On the one hand, the presence of diabetes does not automatically imply a ban on fruit consumption – it is only recommended to take into account the content of fast carbohydrates (and, therefore, the size of the portion). On the other hand, fruit juices and fruit-based sweets are not allowed.
At the same time, nutritionists emphasize that a complete rejection of fruits is a risky decision from the point of view of proper nutrition¹. The composition of fruits contains not only vitamins and minerals, but also antioxidants – flavonoids , which are necessary for the functioning of the brain and cardiovascular system.
Fruits for diabetes
Diabetes mellitus is a group of metabolic disorders associated with the body’s inability to produce (or use correctly) the hormone insulin, which is responsible for the processing of carbohydrates. In type 2 diabetes, blood glucose levels can rise to dangerous levels, damaging your health.
In practice, the presence of diabetes requires control over the amount of fast carbohydrates (primarily glucose and fructose) in a serving, as well as attention to the glycemic and insulin index of foods. The higher these indices, the faster food is processed into glucose and increases blood sugar.
It is important to note that for people with diabetes (and prediabetes), eating moderate amounts of fruit is clearly preferable to eating sweets with added sugar¹. The fiber in fruits balances the effects of carbohydrates.
Fructose – good or bad?
Fructose is a fast carbohydrate found in fruits and a key ingredient in regular table sugar. Unlike glucose (the second component of sugar), which requires a special enzyme to be absorbed, fructose is more easily converted into energy. It is absorbed in the colon and then transported to the liver.
The glycemic index of fructose is about three times lower than the GI of glucose – that is, it raises blood sugar levels three times slower. However, the human body is able to process only a limited amount of fructose (usually no more than 25 g).
Norms and recommendations of carbohydrates
The recommendations of the World Health Organization are that the diet of people with diabetes should contain a maximum of 50-55% of calories derived from complex carbohydrates – and no more than 5% from simple carbohydrates. At the same time, even for healthy people, fast carbohydrates and sugar should be limited to 10%.

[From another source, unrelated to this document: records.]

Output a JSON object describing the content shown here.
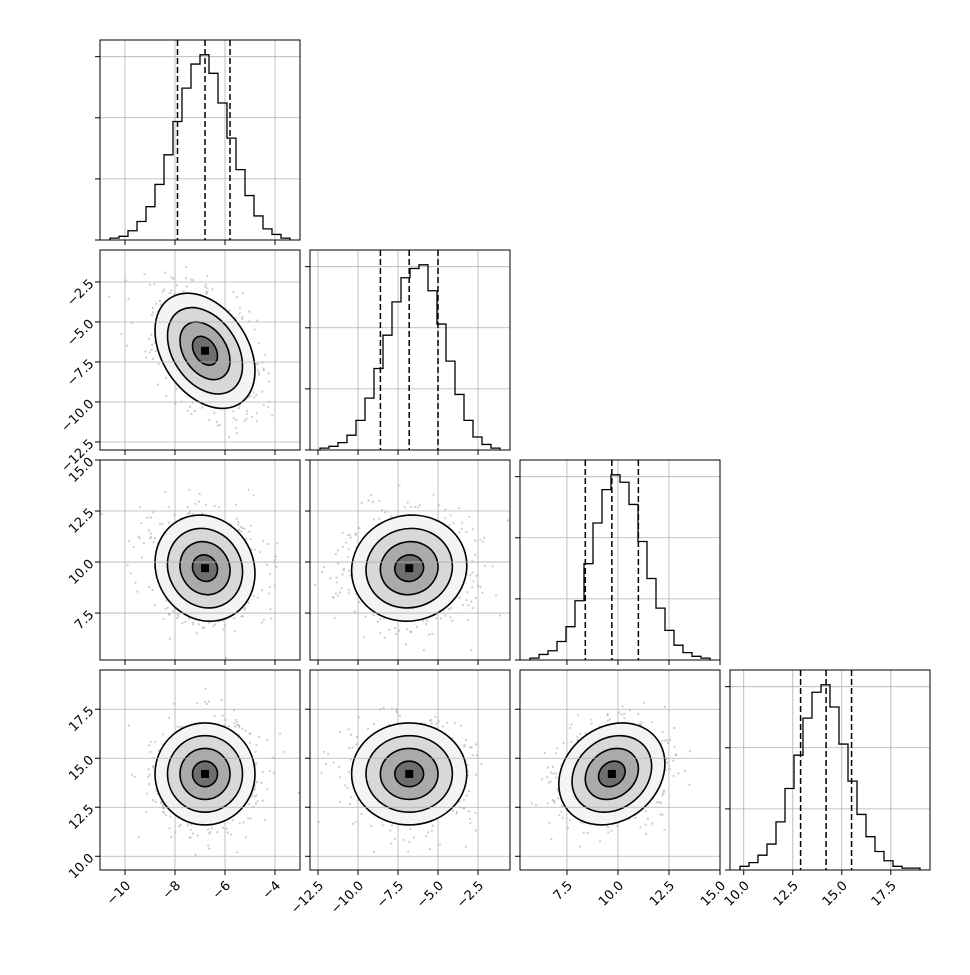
{
  "chart_data": {
    "type": "corner",
    "grid": true,
    "variables": [
      {
        "range": [
          -11,
          -3
        ],
        "ticks": [
          -10,
          -8,
          -6,
          -4
        ],
        "tick_labels": [
          "−10",
          "−8",
          "−6",
          "−4"
        ],
        "quantiles": [
          -7.9,
          -6.8,
          -5.8
        ],
        "mean": -6.8,
        "std": 1.0
      },
      {
        "range": [
          -13,
          -0.5
        ],
        "ticks": [
          -12.5,
          -10.0,
          -7.5,
          -5.0,
          -2.5
        ],
        "tick_labels": [
          "−12.5",
          "−10.0",
          "−7.5",
          "−5.0",
          "−2.5"
        ],
        "quantiles": [
          -8.6,
          -6.8,
          -5.0
        ],
        "mean": -6.8,
        "std": 1.8
      },
      {
        "range": [
          5.2,
          15.0
        ],
        "ticks": [
          7.5,
          10.0,
          12.5,
          15.0
        ],
        "tick_labels": [
          "7.5",
          "10.0",
          "12.5",
          "15.0"
        ],
        "quantiles": [
          8.4,
          9.7,
          11.0
        ],
        "mean": 9.7,
        "std": 1.3
      },
      {
        "range": [
          9.3,
          19.5
        ],
        "ticks": [
          10.0,
          12.5,
          15.0,
          17.5
        ],
        "tick_labels": [
          "10.0",
          "12.5",
          "15.0",
          "17.5"
        ],
        "quantiles": [
          12.9,
          14.2,
          15.5
        ],
        "mean": 14.2,
        "std": 1.3
      }
    ],
    "histograms": [
      {
        "bins": 20,
        "counts": [
          0.01,
          0.02,
          0.05,
          0.1,
          0.18,
          0.3,
          0.46,
          0.64,
          0.82,
          0.95,
          1.0,
          0.9,
          0.74,
          0.55,
          0.38,
          0.24,
          0.13,
          0.06,
          0.03,
          0.01
        ]
      },
      {
        "bins": 20,
        "counts": [
          0.01,
          0.02,
          0.04,
          0.08,
          0.16,
          0.28,
          0.44,
          0.62,
          0.8,
          0.93,
          0.98,
          1.0,
          0.86,
          0.68,
          0.48,
          0.3,
          0.16,
          0.07,
          0.03,
          0.01
        ]
      },
      {
        "bins": 20,
        "counts": [
          0.01,
          0.03,
          0.05,
          0.1,
          0.18,
          0.32,
          0.52,
          0.74,
          0.92,
          1.0,
          0.96,
          0.84,
          0.64,
          0.44,
          0.28,
          0.16,
          0.08,
          0.04,
          0.02,
          0.01
        ]
      },
      {
        "bins": 20,
        "counts": [
          0.02,
          0.04,
          0.08,
          0.14,
          0.26,
          0.44,
          0.62,
          0.82,
          0.96,
          1.0,
          0.88,
          0.68,
          0.48,
          0.3,
          0.18,
          0.1,
          0.05,
          0.02,
          0.01,
          0.01
        ]
      }
    ],
    "correlations": [
      {
        "pair": [
          1,
          0
        ],
        "rho": -0.35
      },
      {
        "pair": [
          2,
          0
        ],
        "rho": -0.1
      },
      {
        "pair": [
          2,
          1
        ],
        "rho": 0.05
      },
      {
        "pair": [
          3,
          0
        ],
        "rho": 0.0
      },
      {
        "pair": [
          3,
          1
        ],
        "rho": 0.0
      },
      {
        "pair": [
          3,
          2
        ],
        "rho": 0.2
      }
    ],
    "contour_levels_sigma": [
      0.5,
      1.0,
      1.5,
      2.0
    ]
  }
}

The dietary norms of the Ministry of Health of the Russian Federation are similar – 22 g of sugar per day for people without diabetes. The real consumption figure, unfortunately, is 110 g, which is the primary health problem of the population.
Among other things, diabetes needs to consider the glycemic index of the food (in simple terms, the rate at which the food raises blood glucose levels), as well as the glycemic load (depends on the total amount of carbohydrates in the serving).

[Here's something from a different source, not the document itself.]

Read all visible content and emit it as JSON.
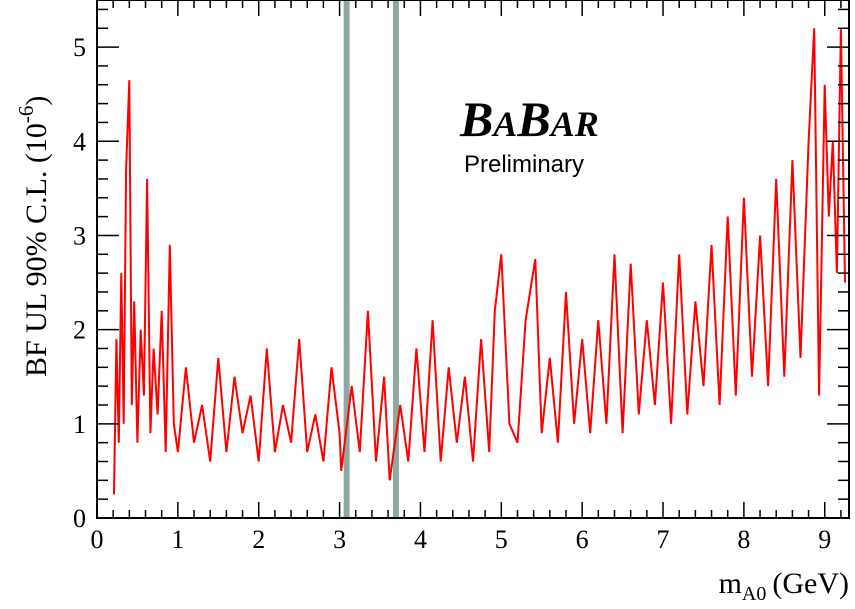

Low Carb Diet and Diabetes Reversal
Current scientific research suggests that a low-carb diet is an easy way to control blood glucose levels that can reverse type 2 diabetes. Often, the effectiveness of avoiding carbohydrates exceeds the potential of action of tableted glucose-lowering drugs.
On average, after 6 months of carbohydrate restriction, the effect was observed in 60% of the subjects. Usually we are talking about a maximum dose of 100-150 g of carbohydrates per day (about 20-25% of the total calorie intake).

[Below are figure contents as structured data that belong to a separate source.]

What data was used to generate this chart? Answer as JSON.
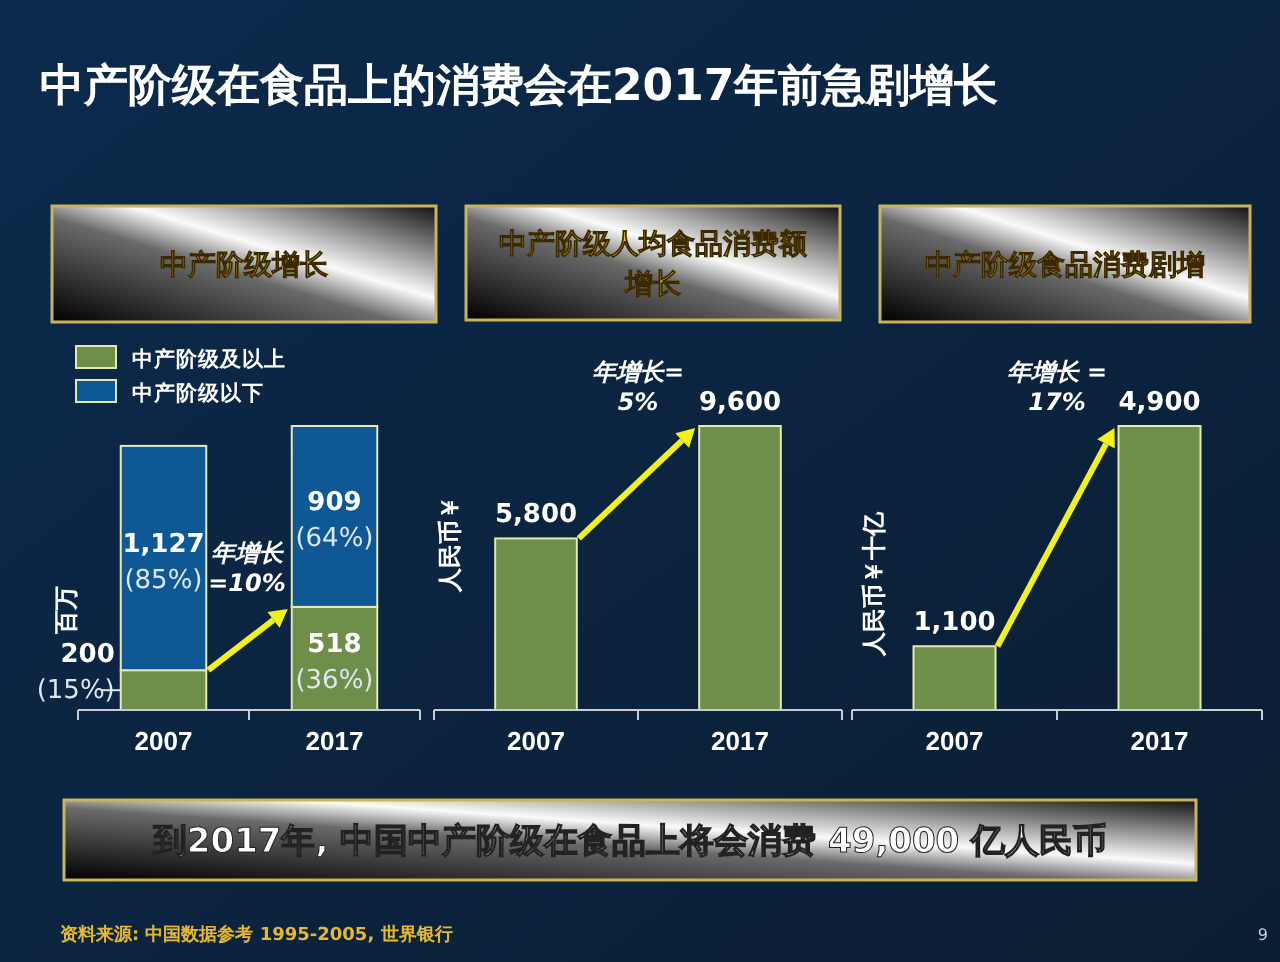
{
  "chart_data": [
    {
      "type": "bar",
      "title": "中产阶级增长",
      "categories": [
        "2007",
        "2017"
      ],
      "stacked": true,
      "ylabel": "百万",
      "legend": "top left",
      "series": [
        {
          "name": "中产阶级及以上",
          "color": "#6e8f4a",
          "values": [
            200,
            518
          ],
          "value_labels": [
            "200 (15%)",
            "518 (36%)"
          ]
        },
        {
          "name": "中产阶级以下",
          "color": "#0e5896",
          "values": [
            1127,
            909
          ],
          "value_labels": [
            "1,127 (85%)",
            "909 (64%)"
          ]
        }
      ],
      "annotations": [
        "年增长\n=10%"
      ]
    },
    {
      "type": "bar",
      "title": "中产阶级人均食品消费额增长",
      "categories": [
        "2007",
        "2017"
      ],
      "ylabel": "人民币￥",
      "values": [
        5800,
        9600
      ],
      "color": "#6e8f4a",
      "value_labels": [
        "5,800",
        "9,600"
      ],
      "annotations": [
        "年增长=\n5%"
      ]
    },
    {
      "type": "bar",
      "title": "中产阶级食品消费剧增",
      "categories": [
        "2007",
        "2017"
      ],
      "ylabel": "人民币￥十亿",
      "values": [
        1100,
        4900
      ],
      "color": "#6e8f4a",
      "value_labels": [
        "1,100",
        "4,900"
      ],
      "annotations": [
        "年增长 =\n17%"
      ]
    },
    {
      "type": "other",
      "title": "中产阶级在食品上的消费会在2017年前急剧增长",
      "annotations": [
        "到2017年, 中国中产阶级在食品上将会消费 49,000 亿人民币",
        "资料来源: 中国数据参考 1995-2005, 世界银行",
        "9"
      ]
    }
  ]
}
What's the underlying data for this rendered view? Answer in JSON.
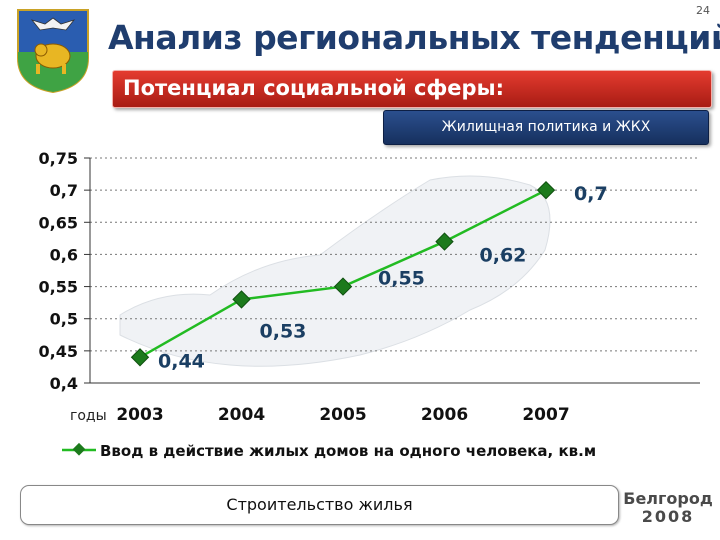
{
  "slide": {
    "number": "24"
  },
  "header": {
    "title": "Анализ региональных тенденций",
    "section_bar": "Потенциал социальной сферы:",
    "subsection_tag": "Жилищная политика и ЖКХ"
  },
  "footer": {
    "button_label": "Строительство жилья",
    "brand_line1": "Белгород",
    "brand_line2": "2008"
  },
  "colors": {
    "title": "#1f3d6e",
    "bar_red": "#c9261c",
    "tag_blue": "#1f3f78",
    "series_line": "#22bb22",
    "marker": "#1c7a1c"
  },
  "chart_data": {
    "type": "line",
    "title": "",
    "xlabel": "годы",
    "ylabel": "",
    "x": [
      "2003",
      "2004",
      "2005",
      "2006",
      "2007"
    ],
    "y_ticks": [
      "0,4",
      "0,45",
      "0,5",
      "0,55",
      "0,6",
      "0,65",
      "0,7",
      "0,75"
    ],
    "ylim": [
      0.4,
      0.75
    ],
    "grid": "horizontal-dotted",
    "legend": "bottom",
    "series": [
      {
        "name": "Ввод в действие жилых домов на одного человека, кв.м",
        "values": [
          0.44,
          0.53,
          0.55,
          0.62,
          0.7
        ],
        "labels": [
          "0,44",
          "0,53",
          "0,55",
          "0,62",
          "0,7"
        ]
      }
    ]
  }
}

However, before starting a low-carb diet, we recommend that you consult with your healthcare professional to determine the daily carbohydrate intake you need.
Which fruits are allowed and which ones are prohibited?
Berries, citrus fruits, watermelon, melon, avocado, and coconut are the fruits with the lowest sugar content and the highest water content. Their use (in moderation) may be acceptable for diabetes, as long as it does not contradict the advice of your doctor.
// Fruits with the lowest amount of carbohydrates per 100 g:
- Strawberry – 8 g
- Raspberries – 8 g
- Blackberries – 8 g
- Blueberries – 9 g
- Melon – 9 g
- Avocado – 9 g
- Coconut – 12 g
- Lemon – 9 g
- Plum – 12 g
- Watermelon – 12 g
- Blueberries – 12 g
- Cherries – 13 g
- Grapefruit – 13 g
- Kiwi – 13 g
Sweet fruit
Sweeter fruits (listed below) are allowed in diabetic diets only if tight blood sugar control is not required. And, once again, we remind you that they can be eaten only in small quantities.
Sweet fruits (carbohydrate content per 100 g):
- Banana – 20 g
- Grapes – 17 g
- Persimmon – 17 g
- Sweet oranges – 14 g
- Pineapple – 14 g
- Mango – 14 g
- Papaya – 14 g
- Pomegranate – 14 g
Dried fruits for diabetes
The most popular types of dried fruits are raisins, dried apricots, figs, dates and prunes. Unfortunately, they contain too many fast carbs and are not recommended for diabetes.
Other fruits (pineapples, mango, kiwi, papaya, ginger, strawberries and other berries) lose their shape when dried, so they are not dried at all, but caramelized in syrup.
Often, such dried fruits contain up to 70-80% pure sugar in their composition – and are strictly prohibited.